For the record, if the Facebook crew wants to see something really shocking, inflammatory, and excessively violent, I suggest they crack open The Devil and Karl Marx. Talk about a man who could shock with sensational writings about, yes, even the Devil—and whose ideas spawned excessive violence. No one could inflame like Karl Marx. The TAN Books ad for The Devil and Karl Marx said: “Discover Communism’s long march of death, deception, and infiltration. No other theory in all of history has led to the deaths of so many.”
That ad is banned under the admonishment: “Ad Can’t Run: Temporary Restriction on Ads About Social Issues, Elections or Politics.”
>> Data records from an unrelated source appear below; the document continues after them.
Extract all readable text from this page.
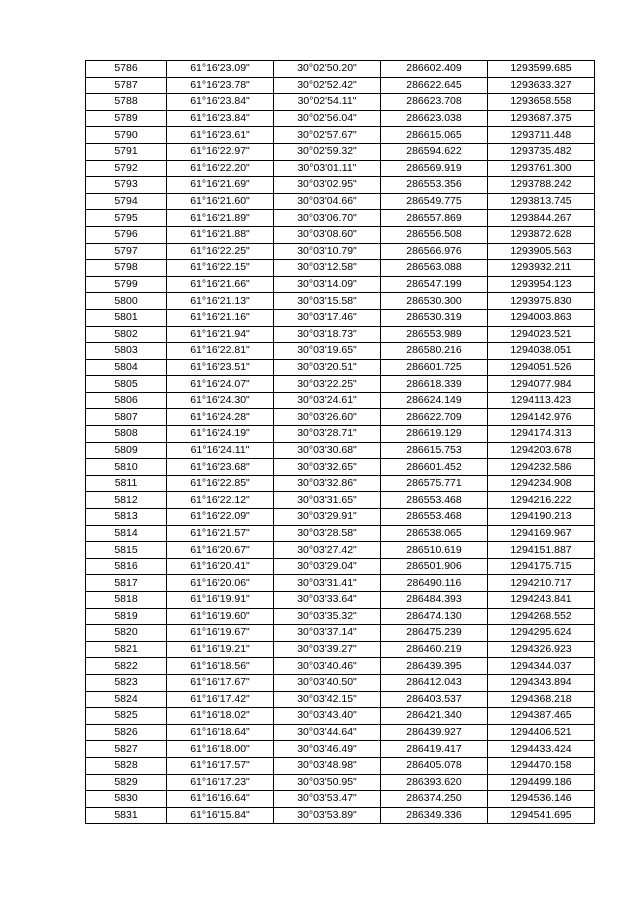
5786	61°16'23.09"	30°02'50.20"	286602.409	1293599.685
5787	61°16'23.78"	30°02'52.42"	286622.645	1293633.327
5788	61°16'23.84"	30°02'54.11"	286623.708	1293658.558
5789	61°16'23.84"	30°02'56.04"	286623.038	1293687.375
5790	61°16'23.61"	30°02'57.67"	286615.065	1293711.448
5791	61°16'22.97"	30°02'59.32"	286594.622	1293735.482
5792	61°16'22.20"	30°03'01.11"	286569.919	1293761.300
5793	61°16'21.69"	30°03'02.95"	286553.356	1293788.242
5794	61°16'21.60"	30°03'04.66"	286549.775	1293813.745
5795	61°16'21.89"	30°03'06.70"	286557.869	1293844.267
5796	61°16'21.88"	30°03'08.60"	286556.508	1293872.628
5797	61°16'22.25"	30°03'10.79"	286566.976	1293905.563
5798	61°16'22.15"	30°03'12.58"	286563.088	1293932.211
5799	61°16'21.66"	30°03'14.09"	286547.199	1293954.123
5800	61°16'21.13"	30°03'15.58"	286530.300	1293975.830
5801	61°16'21.16"	30°03'17.46"	286530.319	1294003.863
5802	61°16'21.94"	30°03'18.73"	286553.989	1294023.521
5803	61°16'22.81"	30°03'19.65"	286580.216	1294038.051
5804	61°16'23.51"	30°03'20.51"	286601.725	1294051.526
5805	61°16'24.07"	30°03'22.25"	286618.339	1294077.984
5806	61°16'24.30"	30°03'24.61"	286624.149	1294113.423
5807	61°16'24.28"	30°03'26.60"	286622.709	1294142.976
5808	61°16'24.19"	30°03'28.71"	286619.129	1294174.313
5809	61°16'24.11"	30°03'30.68"	286615.753	1294203.678
5810	61°16'23.68"	30°03'32.65"	286601.452	1294232.586
5811	61°16'22.85"	30°03'32.86"	286575.771	1294234.908
5812	61°16'22.12"	30°03'31.65"	286553.468	1294216.222
5813	61°16'22.09"	30°03'29.91"	286553.468	1294190.213
5814	61°16'21.57"	30°03'28.58"	286538.065	1294169.967
5815	61°16'20.67"	30°03'27.42"	286510.619	1294151.887
5816	61°16'20.41"	30°03'29.04"	286501.906	1294175.715
5817	61°16'20.06"	30°03'31.41"	286490.116	1294210.717
5818	61°16'19.91"	30°03'33.64"	286484.393	1294243.841
5819	61°16'19.60"	30°03'35.32"	286474.130	1294268.552
5820	61°16'19.67"	30°03'37.14"	286475.239	1294295.624
5821	61°16'19.21"	30°03'39.27"	286460.219	1294326.923
5822	61°16'18.56"	30°03'40.46"	286439.395	1294344.037
5823	61°16'17.67"	30°03'40.50"	286412.043	1294343.894
5824	61°16'17.42"	30°03'42.15"	286403.537	1294368.218
5825	61°16'18.02"	30°03'43.40"	286421.340	1294387.465
5826	61°16'18.64"	30°03'44.64"	286439.927	1294406.521
5827	61°16'18.00"	30°03'46.49"	286419.417	1294433.424
5828	61°16'17.57"	30°03'48.98"	286405.078	1294470.158
5829	61°16'17.23"	30°03'50.95"	286393.620	1294499.186
5830	61°16'16.64"	30°03'53.47"	286374.250	1294536.146
5831	61°16'15.84"	30°03'53.89"	286349.336	1294541.695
So, here we are with Big Tech censorship in America in 2021: a children’s book on the Stations of the Cross, a book on the Blessed Mother, a book on redeeming motherhood, and a book on the evils of communism, all face the wrath of Facebook. The good folks at TAN Books are surely bewildered and wondering which ads for which books may get censored next. For TAN, one of the oldest and most respected Catholic publishing houses, with a massive catalogue of classics, translations, volume after volume on the saints, timeless titles old and new, the Facebook blacklist could be vast. And it will not end with TAN Books. Other Catholic publishing houses, beware. My friends at Sophia Institute Press, Ignatius Press, Our Sunday Visitor, EWTN, among others—watch out.
The censors may be coming for you next.
“Censorship of our authors has begun,” writes one of our authors. “The devil will do anything to keep you from knowing the truth.” That’s for sure.